Movie Review: Lust, Caution
This is one of those movies that the less is said about it, the better.
I liked it.
It is staying with me, persistently urging itself like a child tugging at my dress whenever I see a certain shade of blue or whenever I apply my usual red lipstick. It is not a film of great visual scope--unlike Brokeback Mountain, which depended on the wide horizontal frame of Wyoming to encourage a different sort of openness. This was a movie of coat hems, mahogany banisters, hats, cigarettes, mahjong tiles, and lipstick stains on coffee cups. This is a movie that focused on the very particular things that encroach on the mind and heart until you give up in resignation or abandonment. I woke up thinking about it.

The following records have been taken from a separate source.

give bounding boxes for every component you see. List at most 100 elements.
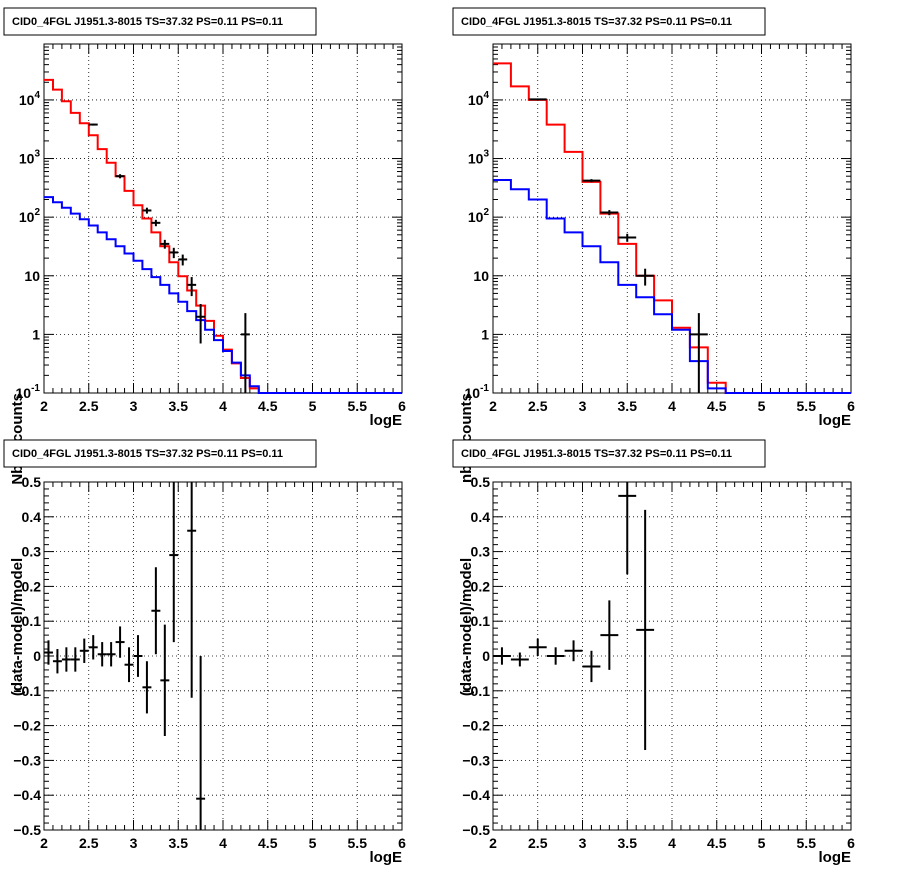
data-point — [88, 635, 98, 660]
y-tick-label: 102 — [468, 207, 490, 225]
y-tick-label: 10 — [24, 268, 40, 284]
data-point — [178, 254, 188, 266]
y-tick-label: 0.1 — [22, 613, 42, 629]
y-tick-label: −0.1 — [13, 683, 41, 699]
data-point — [636, 268, 655, 286]
pad-bottom-right: CID0_4FGL J1951.3-8015 TS=37.32 PS=0.11 … — [452, 439, 855, 866]
data-point — [79, 638, 89, 663]
data-point — [124, 647, 134, 683]
y-axis-title: (data-model)/model — [458, 558, 475, 696]
data-point — [70, 647, 80, 672]
chart-title: CID0_4FGL J1951.3-8015 TS=37.32 PS=0.11 … — [461, 16, 732, 28]
x-tick-label: 3 — [579, 835, 587, 851]
model-source-histogram — [493, 179, 851, 394]
y-axis-title: (data-model)/model — [9, 558, 26, 696]
y-tick-label: 0.2 — [22, 578, 42, 594]
chart-title: CID0_4FGL J1951.3-8015 TS=37.32 PS=0.11 … — [12, 16, 283, 28]
data-point — [160, 624, 170, 737]
x-tick-label: 3.5 — [169, 398, 189, 414]
data-point — [187, 277, 197, 297]
data-point — [636, 509, 655, 750]
data-point — [142, 207, 152, 214]
data-point — [196, 303, 206, 344]
y-tick-label: 0.1 — [471, 613, 491, 629]
data-point — [600, 600, 619, 670]
data-point — [106, 642, 116, 667]
y-tick-label: 104 — [468, 90, 490, 108]
data-point — [44, 640, 53, 665]
y-axis-title: nb of counts — [458, 393, 475, 483]
x-axis-title: logE — [370, 849, 403, 866]
data-point — [546, 647, 565, 665]
x-tick-label: 6 — [398, 398, 406, 414]
data-point — [240, 313, 250, 393]
x-axis-title: logE — [819, 849, 852, 866]
data-point — [582, 650, 601, 683]
y-tick-label: 103 — [468, 149, 490, 167]
x-tick-label: 3 — [579, 398, 587, 414]
x-tick-label: 3 — [130, 835, 138, 851]
data-point — [115, 626, 125, 658]
x-tick-label: 4 — [219, 398, 227, 414]
data-point — [97, 642, 107, 667]
x-tick-label: 6 — [398, 835, 406, 851]
x-tick-label: 4.5 — [707, 398, 727, 414]
model-source-histogram — [44, 196, 402, 394]
plot-area-2: 2 2.5 3 3.5 4 4.5 5 5.5 6 −0.5 −0.4 −0.3 −0.2 −0.1 0 0.… — [13, 474, 406, 851]
y-tick-label: 1 — [32, 326, 40, 342]
data-point — [618, 482, 637, 575]
y-tick-label: 103 — [19, 149, 41, 167]
x-tick-label: 4.5 — [707, 835, 727, 851]
data-point — [196, 656, 206, 830]
x-axis-title: logE — [819, 412, 852, 429]
y-tick-label: −0.5 — [462, 822, 490, 838]
data-point — [61, 647, 71, 672]
x-tick-label: 5 — [309, 835, 317, 851]
data-point — [169, 482, 179, 643]
y-axis-title: Nb of counts — [9, 393, 26, 485]
plot-area-0: 2 2.5 3 3.5 4 4.5 5 5.5 6 10-1 1 10 102 103 104 — [16, 43, 406, 414]
pad-top-left: CID0_4FGL J1951.3-8015 TS=37.32 PS=0.11 … — [3, 7, 406, 485]
x-tick-label: 4 — [219, 835, 227, 851]
x-tick-label: 5.5 — [797, 398, 817, 414]
x-tick-label: 2.5 — [528, 398, 548, 414]
y-tick-label: 0.3 — [22, 544, 42, 560]
y-tick-label: −0.4 — [462, 787, 490, 803]
x-tick-label: 3 — [130, 398, 138, 414]
chart-title: CID0_4FGL J1951.3-8015 TS=37.32 PS=0.11 … — [461, 448, 732, 460]
data-point — [151, 219, 161, 227]
y-tick-label: 102 — [19, 207, 41, 225]
x-tick-label: 4 — [668, 398, 676, 414]
y-tick-label: 0.5 — [22, 474, 42, 490]
x-tick-label: 2 — [40, 398, 48, 414]
y-tick-label: 0.3 — [471, 544, 491, 560]
y-tick-label: −0.3 — [13, 752, 41, 768]
x-tick-label: 2.5 — [79, 835, 99, 851]
x-tick-label: 2 — [489, 398, 497, 414]
plot-area-3: 2 2.5 3 3.5 4 4.5 5 5.5 6 −0.5 −0.4 −0.3 −0.2 −0.1 0 0.… — [462, 474, 855, 851]
x-tick-label: 6 — [847, 398, 855, 414]
data-point — [142, 661, 152, 714]
y-tick-label: −0.4 — [13, 787, 41, 803]
data-point — [600, 210, 619, 216]
x-tick-label: 5.5 — [797, 835, 817, 851]
x-tick-label: 5.5 — [348, 835, 368, 851]
y-tick-label: −0.3 — [462, 752, 490, 768]
y-tick-label: 0.4 — [471, 509, 491, 525]
x-tick-label: 2 — [489, 835, 497, 851]
x-tick-label: 5 — [758, 835, 766, 851]
y-tick-label: 1 — [481, 326, 489, 342]
x-tick-label: 2.5 — [528, 835, 548, 851]
y-tick-label: 0 — [482, 648, 490, 664]
pad-bottom-left: CID0_4FGL J1951.3-8015 TS=37.32 PS=0.11 … — [3, 439, 406, 866]
x-tick-label: 5 — [758, 398, 766, 414]
data-point — [169, 247, 179, 259]
x-tick-label: 3.5 — [169, 835, 189, 851]
x-tick-label: 5 — [309, 398, 317, 414]
data-point — [133, 635, 143, 677]
title-box — [3, 439, 317, 468]
title-box — [452, 439, 766, 468]
data-point — [115, 174, 125, 179]
data-point — [52, 649, 62, 674]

Sexual politics map onto real world politics in a ridiculous, ill-fitting way. But they nevertheless map on, as it is not difficult to extend the metaphor of women used as pawns in war as well as love. The brutality, misogyny, and masochism inflicted on the naive-yet-cunning lead actress--by both her lover and her Resistance leaders--is it any wonder that she did herself in? Whose sacrifice? Whose side was she on? Certainly not her own. Perhaps she was really in love in a naive sort of way, perhaps she succumbed to a Stockholm-like perverse sympathy to her lover/abuser, or perhaps she finally realized her Resistance leaders did not care for her--or perhaps all of the above.
This movie makes no grand moralizing statements, but it does ask these questions. I have no answers.
But I do have lingering visual memories that suggest one sort of answer above another, because taken in the aggregate, a series of images and moments tell as much of a story as a grand narrative with a big statement set against a wide vista (and yes, I loved Brokeback Mountain).